A New Initialization Strategy for IITM Decadal Prediction System and Its Impact on the Representation of Meridional Heat and Salt Transport in the Indian Ocean

A new initialization strategy is proposed in this study which provides more accurate representation of the initial state of ocean and atmosphere for seasonal to decadal prediction. The present study demonstrates the role of four dimensional subsurface nudging of ocean state in improving the representation of heat and salt transport associated with Shallow Meridional Overturning Circulation (SMOC) in the Indian Institute of Tropical Meteorology Decadal Prediction System (IITM DPS). For this, the monthly temperature and salinity profiles in the model are nudged towards that obtained from the ensemble of Ocean Reanalysis System version 5 (ORAS5), using Newtonian damping method for the period 1959-present while giving the realistic surface forcing for both the ocean and atmospheric components. Nudging is applied only outside the 3°S-3°N band to avoid spurious near equatorial upwelling. The preliminary validation of physical parameters from model simulation such as temperature, salinity, currents display good agreement with available observations and reanalysis datasets.
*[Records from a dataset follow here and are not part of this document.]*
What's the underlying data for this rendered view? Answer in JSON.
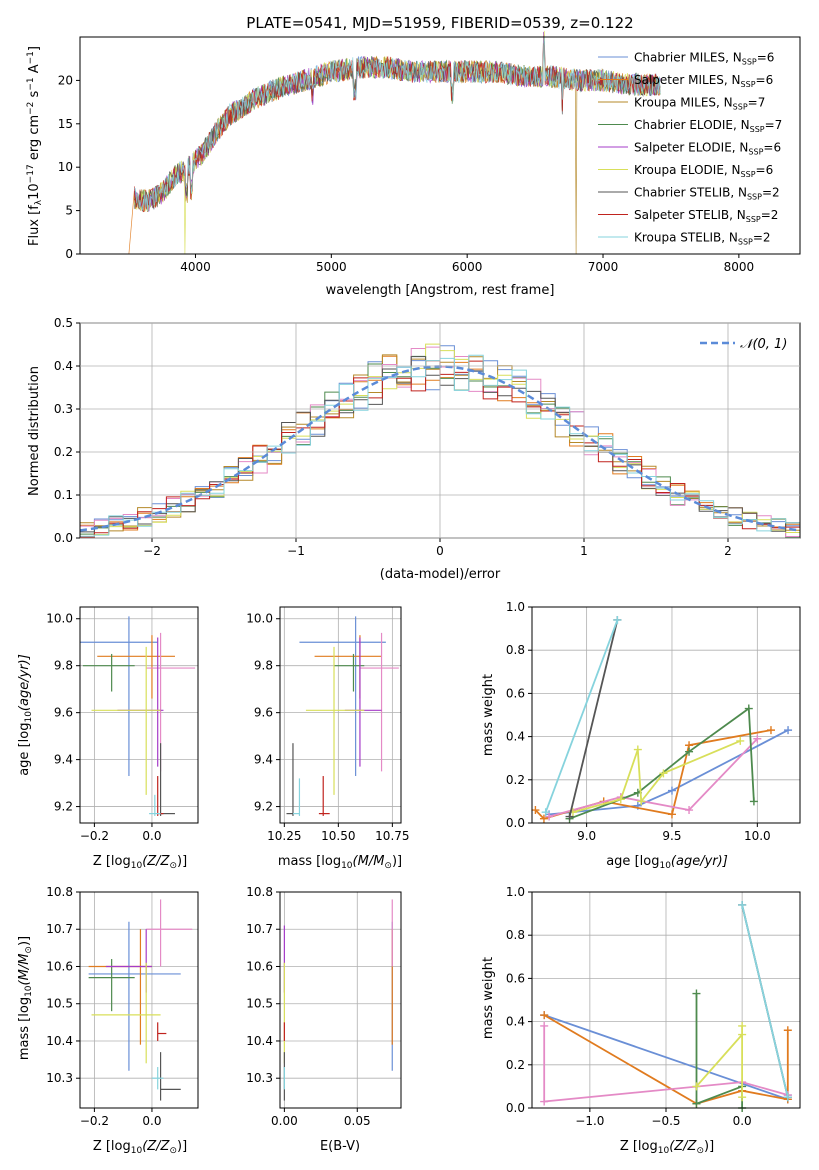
{
  "palette": {
    "Chabrier MILES": "#6a8fd6",
    "Salpeter MILES": "#e07b1f",
    "Kroupa MILES": "#b5892a",
    "Chabrier ELODIE": "#4e8a4e",
    "Salpeter ELODIE": "#a53cc8",
    "Kroupa ELODIE": "#d8df5a",
    "Chabrier STELIB": "#555555",
    "Salpeter STELIB": "#c0231e",
    "Kroupa STELIB": "#86d3dd",
    "pink": "#e48ac6",
    "gauss": "#5b8bd8"
  },
  "chart_data": [
    {
      "id": "spectrum",
      "type": "line",
      "title": "PLATE=0541, MJD=51959, FIBERID=0539, z=0.122",
      "xlabel": "wavelength [Angstrom, rest frame]",
      "ylabel_pre": "Flux [f",
      "ylabel_sub": "λ",
      "ylabel_mid": "10",
      "ylabel_sup1": "−17",
      "ylabel_mid2": " erg cm",
      "ylabel_sup2": "−2",
      "ylabel_mid3": " s",
      "ylabel_sup3": "−1",
      "ylabel_post": " A",
      "ylabel_sup4": "−1",
      "ylabel_end": "]",
      "xlim": [
        3150,
        8450
      ],
      "ylim": [
        0,
        25
      ],
      "xticks": [
        "4000",
        "5000",
        "6000",
        "7000",
        "8000"
      ],
      "yticks": [
        "0",
        "5",
        "10",
        "15",
        "20"
      ],
      "continuum_x": [
        3550,
        3650,
        3750,
        3850,
        3950,
        4050,
        4150,
        4250,
        4350,
        4450,
        4600,
        4800,
        5000,
        5200,
        5400,
        5600,
        5800,
        6000,
        6200,
        6400,
        6600,
        6800,
        7000,
        7200,
        7400
      ],
      "continuum_y": [
        6.5,
        6,
        7,
        9,
        10,
        11.5,
        14,
        16,
        17,
        18,
        19,
        20,
        21,
        21.5,
        21.5,
        21,
        21,
        21,
        21,
        20.5,
        20.5,
        20,
        20,
        19.5,
        19.5
      ],
      "series": [
        {
          "name": "Chabrier MILES",
          "nsub": "SSP",
          "n": "6",
          "pre": "N",
          "cap": "upper"
        },
        {
          "name": "Salpeter MILES",
          "nsub": "SSP",
          "n": "6",
          "pre": "N",
          "cap": "upper"
        },
        {
          "name": "Kroupa MILES",
          "nsub": "SSP",
          "n": "7",
          "pre": "N",
          "cap": "upper"
        },
        {
          "name": "Chabrier ELODIE",
          "nsub": "SSP",
          "n": "7",
          "pre": "N",
          "cap": "lower"
        },
        {
          "name": "Salpeter ELODIE",
          "nsub": "SSP",
          "n": "6",
          "pre": "N",
          "cap": "upper"
        },
        {
          "name": "Kroupa ELODIE",
          "nsub": "SSP",
          "n": "6",
          "pre": "N",
          "cap": "upper"
        },
        {
          "name": "Chabrier STELIB",
          "nsub": "SSP",
          "n": "2",
          "pre": "N",
          "cap": "lower"
        },
        {
          "name": "Salpeter STELIB",
          "nsub": "SSP",
          "n": "2",
          "pre": "N",
          "cap": "lower"
        },
        {
          "name": "Kroupa STELIB",
          "nsub": "SSP",
          "n": "2",
          "pre": "N",
          "cap": "upper"
        }
      ],
      "drops": [
        {
          "series": "Salpeter MILES",
          "x": 3510
        },
        {
          "series": "Kroupa ELODIE",
          "x": 3920
        },
        {
          "series": "Kroupa MILES",
          "x": 6800
        },
        {
          "series": "Salpeter STELIB",
          "x": 7430
        }
      ],
      "legend": "top-right"
    },
    {
      "id": "residuals",
      "type": "histogram",
      "xlabel": "(data-model)/error",
      "ylabel": "Normed distribution",
      "xlim": [
        -2.5,
        2.5
      ],
      "ylim": [
        0,
        0.5
      ],
      "xticks": [
        "−2",
        "−1",
        "0",
        "1",
        "2"
      ],
      "yticks": [
        "0.0",
        "0.1",
        "0.2",
        "0.3",
        "0.4",
        "0.5"
      ],
      "bin_width": 0.1,
      "curve_label": "𝒩(0, 1)",
      "legend": "top-right",
      "grid": true
    },
    {
      "id": "age_vs_Z",
      "type": "errorbar",
      "xlabel_pre": "Z [log",
      "xlabel_sub": "10",
      "xlabel_post": "(Z/Z",
      "xlabel_sub2": "⊙",
      "xlabel_end": ")]",
      "ylabel_pre": "age  [log",
      "ylabel_sub": "10",
      "ylabel_post": "(age/yr)]",
      "xlim": [
        -0.25,
        0.16
      ],
      "ylim": [
        9.13,
        10.05
      ],
      "xticks": [
        "−0.2",
        "0.0"
      ],
      "yticks": [
        "9.2",
        "9.4",
        "9.6",
        "9.8",
        "10.0"
      ],
      "points": [
        {
          "s": "Chabrier MILES",
          "x": -0.08,
          "y": 9.9,
          "xl": 0.17,
          "xh": 0.1,
          "yl": 0.57,
          "yh": 0.11
        },
        {
          "s": "Salpeter MILES",
          "x": 0.0,
          "y": 9.84,
          "xl": 0.19,
          "xh": 0.08,
          "yl": 0.18,
          "yh": 0.09
        },
        {
          "s": "pink",
          "x": 0.03,
          "y": 9.79,
          "xl": 0.05,
          "xh": 0.12,
          "yl": 0.44,
          "yh": 0.15
        },
        {
          "s": "Chabrier ELODIE",
          "x": -0.14,
          "y": 9.8,
          "xl": 0.1,
          "xh": 0.08,
          "yl": 0.11,
          "yh": 0.05
        },
        {
          "s": "Salpeter ELODIE",
          "x": 0.02,
          "y": 9.61,
          "xl": 0.14,
          "xh": 0.02,
          "yl": 0.24,
          "yh": 0.31
        },
        {
          "s": "Kroupa ELODIE",
          "x": -0.02,
          "y": 9.61,
          "xl": 0.19,
          "xh": 0.05,
          "yl": 0.36,
          "yh": 0.27
        },
        {
          "s": "Chabrier STELIB",
          "x": 0.03,
          "y": 9.17,
          "xl": 0.0,
          "xh": 0.05,
          "yl": 0.01,
          "yh": 0.3
        },
        {
          "s": "Salpeter STELIB",
          "x": 0.02,
          "y": 9.17,
          "xl": 0.0,
          "xh": 0.02,
          "yl": 0.01,
          "yh": 0.16
        },
        {
          "s": "Kroupa STELIB",
          "x": 0.01,
          "y": 9.17,
          "xl": 0.02,
          "xh": 0.02,
          "yl": 0.01,
          "yh": 0.08
        }
      ],
      "grid": true
    },
    {
      "id": "age_vs_mass",
      "type": "errorbar",
      "xlabel_pre": "mass [log",
      "xlabel_sub": "10",
      "xlabel_post": "(M/M",
      "xlabel_sub2": "⊙",
      "xlabel_end": ")]",
      "xlim": [
        10.23,
        10.79
      ],
      "ylim": [
        9.13,
        10.05
      ],
      "xticks": [
        "10.25",
        "10.50",
        "10.75"
      ],
      "yticks": [
        "9.2",
        "9.4",
        "9.6",
        "9.8",
        "10.0"
      ],
      "points": [
        {
          "s": "Chabrier MILES",
          "x": 10.58,
          "y": 9.9,
          "xl": 0.26,
          "xh": 0.14,
          "yl": 0.57,
          "yh": 0.11
        },
        {
          "s": "Salpeter MILES",
          "x": 10.6,
          "y": 9.84,
          "xl": 0.21,
          "xh": 0.1,
          "yl": 0.18,
          "yh": 0.09
        },
        {
          "s": "pink",
          "x": 10.7,
          "y": 9.79,
          "xl": 0.1,
          "xh": 0.08,
          "yl": 0.44,
          "yh": 0.15
        },
        {
          "s": "Chabrier ELODIE",
          "x": 10.57,
          "y": 9.8,
          "xl": 0.09,
          "xh": 0.05,
          "yl": 0.11,
          "yh": 0.05
        },
        {
          "s": "Salpeter ELODIE",
          "x": 10.6,
          "y": 9.61,
          "xl": 0.07,
          "xh": 0.1,
          "yl": 0.24,
          "yh": 0.31
        },
        {
          "s": "Kroupa ELODIE",
          "x": 10.48,
          "y": 9.61,
          "xl": 0.13,
          "xh": 0.14,
          "yl": 0.36,
          "yh": 0.27
        },
        {
          "s": "Chabrier STELIB",
          "x": 10.29,
          "y": 9.17,
          "xl": 0.03,
          "xh": 0.0,
          "yl": 0.01,
          "yh": 0.3
        },
        {
          "s": "Salpeter STELIB",
          "x": 10.43,
          "y": 9.17,
          "xl": 0.02,
          "xh": 0.03,
          "yl": 0.01,
          "yh": 0.16
        },
        {
          "s": "Kroupa STELIB",
          "x": 10.32,
          "y": 9.17,
          "xl": 0.03,
          "xh": 0.0,
          "yl": 0.01,
          "yh": 0.15
        }
      ],
      "grid": true
    },
    {
      "id": "weight_vs_age",
      "type": "line",
      "xlabel_pre": "age  [log",
      "xlabel_sub": "10",
      "xlabel_post": "(age/yr)]",
      "ylabel": "mass weight",
      "xlim": [
        8.68,
        10.25
      ],
      "ylim": [
        0,
        1
      ],
      "xticks": [
        "9.0",
        "9.5",
        "10.0"
      ],
      "yticks": [
        "0.0",
        "0.2",
        "0.4",
        "0.6",
        "0.8",
        "1.0"
      ],
      "series": [
        {
          "s": "Chabrier MILES",
          "x": [
            8.78,
            9.3,
            9.5,
            10.18
          ],
          "y": [
            0.04,
            0.08,
            0.15,
            0.43
          ]
        },
        {
          "s": "Salpeter MILES",
          "x": [
            8.7,
            8.75,
            9.1,
            9.5,
            9.6,
            10.08
          ],
          "y": [
            0.06,
            0.02,
            0.1,
            0.04,
            0.36,
            0.43
          ]
        },
        {
          "s": "pink",
          "x": [
            8.78,
            9.2,
            9.6,
            10.0
          ],
          "y": [
            0.03,
            0.12,
            0.06,
            0.39
          ]
        },
        {
          "s": "Chabrier ELODIE",
          "x": [
            8.9,
            9.3,
            9.6,
            9.95,
            9.98
          ],
          "y": [
            0.02,
            0.14,
            0.33,
            0.53,
            0.1
          ]
        },
        {
          "s": "Kroupa ELODIE",
          "x": [
            8.92,
            9.2,
            9.3,
            9.32,
            9.45,
            9.9
          ],
          "y": [
            0.05,
            0.11,
            0.34,
            0.1,
            0.23,
            0.38
          ]
        },
        {
          "s": "Chabrier STELIB",
          "x": [
            8.9,
            9.18
          ],
          "y": [
            0.03,
            0.94
          ]
        },
        {
          "s": "Kroupa STELIB",
          "x": [
            8.76,
            9.18
          ],
          "y": [
            0.05,
            0.94
          ]
        }
      ],
      "grid": true
    },
    {
      "id": "mass_vs_Z",
      "type": "errorbar",
      "xlabel_pre": "Z [log",
      "xlabel_sub": "10",
      "xlabel_post": "(Z/Z",
      "xlabel_sub2": "⊙",
      "xlabel_end": ")]",
      "ylabel_pre": "mass [log",
      "ylabel_sub": "10",
      "ylabel_post": "(M/M",
      "ylabel_sub2": "⊙",
      "ylabel_end": ")]",
      "xlim": [
        -0.25,
        0.16
      ],
      "ylim": [
        10.22,
        10.8
      ],
      "xticks": [
        "−0.2",
        "0.0"
      ],
      "yticks": [
        "10.3",
        "10.4",
        "10.5",
        "10.6",
        "10.7",
        "10.8"
      ],
      "points": [
        {
          "s": "Chabrier MILES",
          "x": -0.08,
          "y": 10.58,
          "xl": 0.14,
          "xh": 0.18,
          "yl": 0.26,
          "yh": 0.14
        },
        {
          "s": "Salpeter MILES",
          "x": -0.04,
          "y": 10.6,
          "xl": 0.18,
          "xh": 0.04,
          "yl": 0.21,
          "yh": 0.1
        },
        {
          "s": "pink",
          "x": 0.03,
          "y": 10.7,
          "xl": 0.05,
          "xh": 0.11,
          "yl": 0.1,
          "yh": 0.08
        },
        {
          "s": "Chabrier ELODIE",
          "x": -0.14,
          "y": 10.57,
          "xl": 0.08,
          "xh": 0.08,
          "yl": 0.09,
          "yh": 0.05
        },
        {
          "s": "Salpeter ELODIE",
          "x": -0.02,
          "y": 10.6,
          "xl": 0.14,
          "xh": 0.02,
          "yl": 0.07,
          "yh": 0.1
        },
        {
          "s": "Kroupa ELODIE",
          "x": -0.02,
          "y": 10.47,
          "xl": 0.19,
          "xh": 0.05,
          "yl": 0.13,
          "yh": 0.14
        },
        {
          "s": "Chabrier STELIB",
          "x": 0.03,
          "y": 10.27,
          "xl": 0.0,
          "xh": 0.07,
          "yl": 0.03,
          "yh": 0.1
        },
        {
          "s": "Salpeter STELIB",
          "x": 0.02,
          "y": 10.42,
          "xl": 0.0,
          "xh": 0.03,
          "yl": 0.02,
          "yh": 0.03
        },
        {
          "s": "Kroupa STELIB",
          "x": 0.02,
          "y": 10.3,
          "xl": 0.02,
          "xh": 0.02,
          "yl": 0.03,
          "yh": 0.03
        }
      ],
      "grid": true
    },
    {
      "id": "mass_vs_ebv",
      "type": "errorbar",
      "xlabel": "E(B-V)",
      "xlim": [
        -0.003,
        0.08
      ],
      "ylim": [
        10.22,
        10.8
      ],
      "xticks": [
        "0.00",
        "0.05"
      ],
      "yticks": [
        "10.3",
        "10.4",
        "10.5",
        "10.6",
        "10.7",
        "10.8"
      ],
      "points": [
        {
          "s": "Chabrier MILES",
          "x": 0.074,
          "y": 10.58,
          "xl": 0,
          "xh": 0,
          "yl": 0.26,
          "yh": 0.14
        },
        {
          "s": "Salpeter MILES",
          "x": 0.074,
          "y": 10.6,
          "xl": 0,
          "xh": 0,
          "yl": 0.21,
          "yh": 0.1
        },
        {
          "s": "pink",
          "x": 0.074,
          "y": 10.7,
          "xl": 0,
          "xh": 0,
          "yl": 0.1,
          "yh": 0.08
        },
        {
          "s": "Salpeter ELODIE",
          "x": 0.0,
          "y": 10.6,
          "xl": 0,
          "xh": 0,
          "yl": 0.07,
          "yh": 0.11
        },
        {
          "s": "Kroupa ELODIE",
          "x": 0.0,
          "y": 10.47,
          "xl": 0,
          "xh": 0,
          "yl": 0.13,
          "yh": 0.14
        },
        {
          "s": "Chabrier STELIB",
          "x": 0.0,
          "y": 10.27,
          "xl": 0,
          "xh": 0,
          "yl": 0.03,
          "yh": 0.1
        },
        {
          "s": "Salpeter STELIB",
          "x": 0.0,
          "y": 10.42,
          "xl": 0,
          "xh": 0,
          "yl": 0.02,
          "yh": 0.03
        },
        {
          "s": "Kroupa STELIB",
          "x": 0.0,
          "y": 10.3,
          "xl": 0,
          "xh": 0,
          "yl": 0.03,
          "yh": 0.03
        }
      ],
      "grid": true
    },
    {
      "id": "weight_vs_Z",
      "type": "line",
      "xlabel_pre": "Z [log",
      "xlabel_sub": "10",
      "xlabel_post": "(Z/Z",
      "xlabel_sub2": "⊙",
      "xlabel_end": ")]",
      "ylabel": "mass weight",
      "xlim": [
        -1.38,
        0.38
      ],
      "ylim": [
        0,
        1
      ],
      "xticks": [
        "−1.0",
        "−0.5",
        "0.0"
      ],
      "yticks": [
        "0.0",
        "0.2",
        "0.4",
        "0.6",
        "0.8",
        "1.0"
      ],
      "series": [
        {
          "s": "Chabrier MILES",
          "x": [
            -1.3,
            0.3,
            0.3
          ],
          "y": [
            0.43,
            0.04,
            0.06
          ]
        },
        {
          "s": "Salpeter MILES",
          "x": [
            -1.3,
            -0.3,
            0.0,
            0.3,
            0.3
          ],
          "y": [
            0.43,
            0.02,
            0.08,
            0.04,
            0.36
          ]
        },
        {
          "s": "pink",
          "x": [
            -1.3,
            -1.3,
            0.0,
            0.3
          ],
          "y": [
            0.38,
            0.03,
            0.12,
            0.06
          ]
        },
        {
          "s": "Chabrier ELODIE",
          "x": [
            -0.3,
            -0.3,
            0.0,
            0.0
          ],
          "y": [
            0.53,
            0.02,
            0.1,
            0.0
          ]
        },
        {
          "s": "Kroupa ELODIE",
          "x": [
            -0.3,
            0.0,
            0.0,
            0.0
          ],
          "y": [
            0.1,
            0.34,
            0.38,
            0.05
          ]
        },
        {
          "s": "Chabrier STELIB",
          "x": [
            0.0,
            0.3
          ],
          "y": [
            0.94,
            0.05
          ]
        },
        {
          "s": "Kroupa STELIB",
          "x": [
            0.0,
            0.3
          ],
          "y": [
            0.94,
            0.05
          ]
        }
      ],
      "grid": true
    }
  ]
}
It is observed that over the Tropical Indian Ocean, the mean bias in upper 100m averaged temperature and salinity with respect to a free run is reduced significantly. A detailed analysis suggests that the new initialization strategy reduces more than 60% mean bias in heat transport relative to forced simulation. The season wise correlation analysis of SMOC and its associated heat and salt transport variations is carried out. Power spectrum analysis of the heat and salt transport associated with SMOC is carried out to understand its dominant modes of variability. Thus the study provides insights on how the temperature and salinity nudging impact the representation of heat and salt transport associated with SMOC with respect to recent ocean reanalysis.